The future of the South Jersey Economic Development District and the competence of SJEDD Executive Director Gordon Dahl have been called into question by the Cape May County Board of Chosen Freeholders.

The freeholders have called upon SJEDD’s board to take a vote of confidence in Dahl within 30 days. If the board does not unanimously support Dahl, he should be removed immediately and a “qualified permanent successor” should be found, according to a resolution passed Tuesday.

The same resolution also outlines a course of action for dissolving the district if it doesn’t prove to be financially sustainable within 90 days.

Meanwhile, Cape May County does not want to take any more chances with the NextGen Aviation Research and Technology Park project under development at the William J. Hughes Technical Center. The resolution calls for SJEDD’s board to immediately find a “competent interim manager” to guide the district through the resolution of the NextGen project.

SJEDD, which has led a $7 million infrastructure installation at the park, has been under pressure to turn over the lease agreement for the park’s land to the park’s board. To date, the district has refused as board members have voted not to turn over the lease unless the district is reimbursed for $858,000 it spent over the course of the project that is not reimbursable under grant agreements.

A watchdog report by The Press of Atlantic City last month revealed that contractors who have completed the infrastructure installation at the park are owed $495,000. One of those contractors has since sued the district for $169,700 and others have threatened legal action as well.
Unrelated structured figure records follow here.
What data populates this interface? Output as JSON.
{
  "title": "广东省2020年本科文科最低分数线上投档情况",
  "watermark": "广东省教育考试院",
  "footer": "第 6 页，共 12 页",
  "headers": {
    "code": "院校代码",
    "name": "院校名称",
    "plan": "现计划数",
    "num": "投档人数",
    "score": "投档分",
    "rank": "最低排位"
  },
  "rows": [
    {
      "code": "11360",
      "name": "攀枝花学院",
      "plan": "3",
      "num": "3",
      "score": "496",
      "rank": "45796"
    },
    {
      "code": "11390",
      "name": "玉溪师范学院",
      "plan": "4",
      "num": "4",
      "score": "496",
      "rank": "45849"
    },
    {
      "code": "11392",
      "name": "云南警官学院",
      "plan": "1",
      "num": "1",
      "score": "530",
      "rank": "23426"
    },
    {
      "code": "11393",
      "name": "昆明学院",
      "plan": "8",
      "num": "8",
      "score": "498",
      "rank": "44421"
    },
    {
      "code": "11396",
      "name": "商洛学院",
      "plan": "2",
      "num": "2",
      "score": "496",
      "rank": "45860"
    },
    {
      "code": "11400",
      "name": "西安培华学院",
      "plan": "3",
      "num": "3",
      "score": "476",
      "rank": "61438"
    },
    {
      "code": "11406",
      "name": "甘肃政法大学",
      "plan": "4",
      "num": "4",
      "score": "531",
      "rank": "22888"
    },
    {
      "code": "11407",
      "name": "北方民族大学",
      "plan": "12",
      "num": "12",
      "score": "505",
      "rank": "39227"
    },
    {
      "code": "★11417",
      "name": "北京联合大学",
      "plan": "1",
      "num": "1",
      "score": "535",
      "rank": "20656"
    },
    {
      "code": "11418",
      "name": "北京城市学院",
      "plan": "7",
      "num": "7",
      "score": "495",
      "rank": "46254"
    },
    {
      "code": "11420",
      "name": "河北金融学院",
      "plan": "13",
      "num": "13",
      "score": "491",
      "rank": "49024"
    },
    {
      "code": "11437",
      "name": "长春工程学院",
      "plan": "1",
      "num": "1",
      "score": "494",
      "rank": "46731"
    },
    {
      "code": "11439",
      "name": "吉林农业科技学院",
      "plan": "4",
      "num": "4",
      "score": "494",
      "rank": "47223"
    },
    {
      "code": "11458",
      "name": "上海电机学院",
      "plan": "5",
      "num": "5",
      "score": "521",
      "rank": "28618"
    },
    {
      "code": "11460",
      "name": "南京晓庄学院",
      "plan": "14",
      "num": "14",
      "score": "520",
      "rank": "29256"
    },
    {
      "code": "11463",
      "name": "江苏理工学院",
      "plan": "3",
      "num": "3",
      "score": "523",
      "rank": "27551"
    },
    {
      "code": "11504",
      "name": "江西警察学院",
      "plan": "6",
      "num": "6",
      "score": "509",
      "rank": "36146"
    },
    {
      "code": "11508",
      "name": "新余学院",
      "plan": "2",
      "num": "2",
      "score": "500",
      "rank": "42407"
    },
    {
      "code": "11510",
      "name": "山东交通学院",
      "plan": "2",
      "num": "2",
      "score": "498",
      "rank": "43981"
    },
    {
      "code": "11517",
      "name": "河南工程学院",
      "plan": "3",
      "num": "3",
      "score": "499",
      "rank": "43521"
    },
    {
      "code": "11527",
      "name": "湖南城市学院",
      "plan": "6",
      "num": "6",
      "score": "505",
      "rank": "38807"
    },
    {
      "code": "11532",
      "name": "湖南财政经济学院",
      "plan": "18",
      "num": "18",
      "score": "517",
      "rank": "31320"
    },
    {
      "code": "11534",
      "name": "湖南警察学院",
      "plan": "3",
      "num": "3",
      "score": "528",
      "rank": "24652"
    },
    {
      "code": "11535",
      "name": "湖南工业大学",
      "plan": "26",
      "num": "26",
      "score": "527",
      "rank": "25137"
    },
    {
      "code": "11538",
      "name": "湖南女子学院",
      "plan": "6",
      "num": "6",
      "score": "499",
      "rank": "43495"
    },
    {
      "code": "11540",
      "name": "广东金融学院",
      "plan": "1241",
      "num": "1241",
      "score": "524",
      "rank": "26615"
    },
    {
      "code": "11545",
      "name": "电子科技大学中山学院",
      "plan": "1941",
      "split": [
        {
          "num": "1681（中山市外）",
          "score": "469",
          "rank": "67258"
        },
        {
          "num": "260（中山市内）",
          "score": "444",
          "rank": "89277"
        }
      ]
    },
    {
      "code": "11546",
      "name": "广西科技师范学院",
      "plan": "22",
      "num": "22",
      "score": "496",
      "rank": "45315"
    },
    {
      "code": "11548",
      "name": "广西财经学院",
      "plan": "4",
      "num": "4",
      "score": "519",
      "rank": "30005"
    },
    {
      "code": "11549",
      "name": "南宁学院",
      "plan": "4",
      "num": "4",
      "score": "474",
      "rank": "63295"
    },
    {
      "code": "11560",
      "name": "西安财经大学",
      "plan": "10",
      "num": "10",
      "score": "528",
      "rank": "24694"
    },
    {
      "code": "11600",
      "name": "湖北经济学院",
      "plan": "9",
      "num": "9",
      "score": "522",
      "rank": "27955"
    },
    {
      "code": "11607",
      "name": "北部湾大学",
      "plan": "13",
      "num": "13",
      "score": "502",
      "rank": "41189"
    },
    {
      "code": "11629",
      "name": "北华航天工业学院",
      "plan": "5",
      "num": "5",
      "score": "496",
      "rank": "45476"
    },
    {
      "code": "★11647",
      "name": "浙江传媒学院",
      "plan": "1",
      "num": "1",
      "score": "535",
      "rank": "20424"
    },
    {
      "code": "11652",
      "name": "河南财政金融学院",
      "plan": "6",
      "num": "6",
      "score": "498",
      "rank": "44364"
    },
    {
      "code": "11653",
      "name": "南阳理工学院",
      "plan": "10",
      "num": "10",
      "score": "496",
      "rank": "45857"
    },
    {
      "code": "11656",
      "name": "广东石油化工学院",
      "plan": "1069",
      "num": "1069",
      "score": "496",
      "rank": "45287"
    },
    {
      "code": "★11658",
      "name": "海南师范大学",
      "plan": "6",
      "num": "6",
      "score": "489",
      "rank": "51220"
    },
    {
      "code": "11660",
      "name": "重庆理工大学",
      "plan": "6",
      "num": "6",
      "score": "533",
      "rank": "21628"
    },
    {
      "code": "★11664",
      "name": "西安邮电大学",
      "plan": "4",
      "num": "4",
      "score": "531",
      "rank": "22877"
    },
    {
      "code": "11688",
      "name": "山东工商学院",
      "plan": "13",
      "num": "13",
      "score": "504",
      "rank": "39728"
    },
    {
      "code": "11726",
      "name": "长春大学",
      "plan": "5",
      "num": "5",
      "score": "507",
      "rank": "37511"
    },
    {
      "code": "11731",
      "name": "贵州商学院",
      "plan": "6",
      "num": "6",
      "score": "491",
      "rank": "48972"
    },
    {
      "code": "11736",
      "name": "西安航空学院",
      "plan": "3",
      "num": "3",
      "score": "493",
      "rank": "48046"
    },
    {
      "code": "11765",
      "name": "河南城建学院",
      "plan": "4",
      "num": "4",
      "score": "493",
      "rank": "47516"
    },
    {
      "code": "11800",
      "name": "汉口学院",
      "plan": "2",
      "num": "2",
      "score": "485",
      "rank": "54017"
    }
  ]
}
In January, Dahl and the district’s then-attorney Noah Bronkesh turned down a bridge loan from the state Economic Development Administration that would have allowed the district to pay those contractors. The terms of the loan would have required the district to simultaneously turn over lease for the park’s land, and thus, not recoup the $858,000.

Cape May County’s resolution calls for the district to resolve all of its financial and operational difficulties within 90 days and demonstrate that it can sustain itself within that timeframe. If all counties are not assured the district is viable, it should be dissolved, according to a 4-0 vote of the freeholders with one member absent.

The resolution states that the SJEDD will need to satisfy all outstanding debt, divide assets and equitably separate all employees before dissolving the district.

The district has three employees: Dahl, senior planning officer Diana Schiavo and administrative assistant Deborah Dalton. SJEDD was formed in 1979 for regional planning purposes and as a way to secure additional federal EDA funding.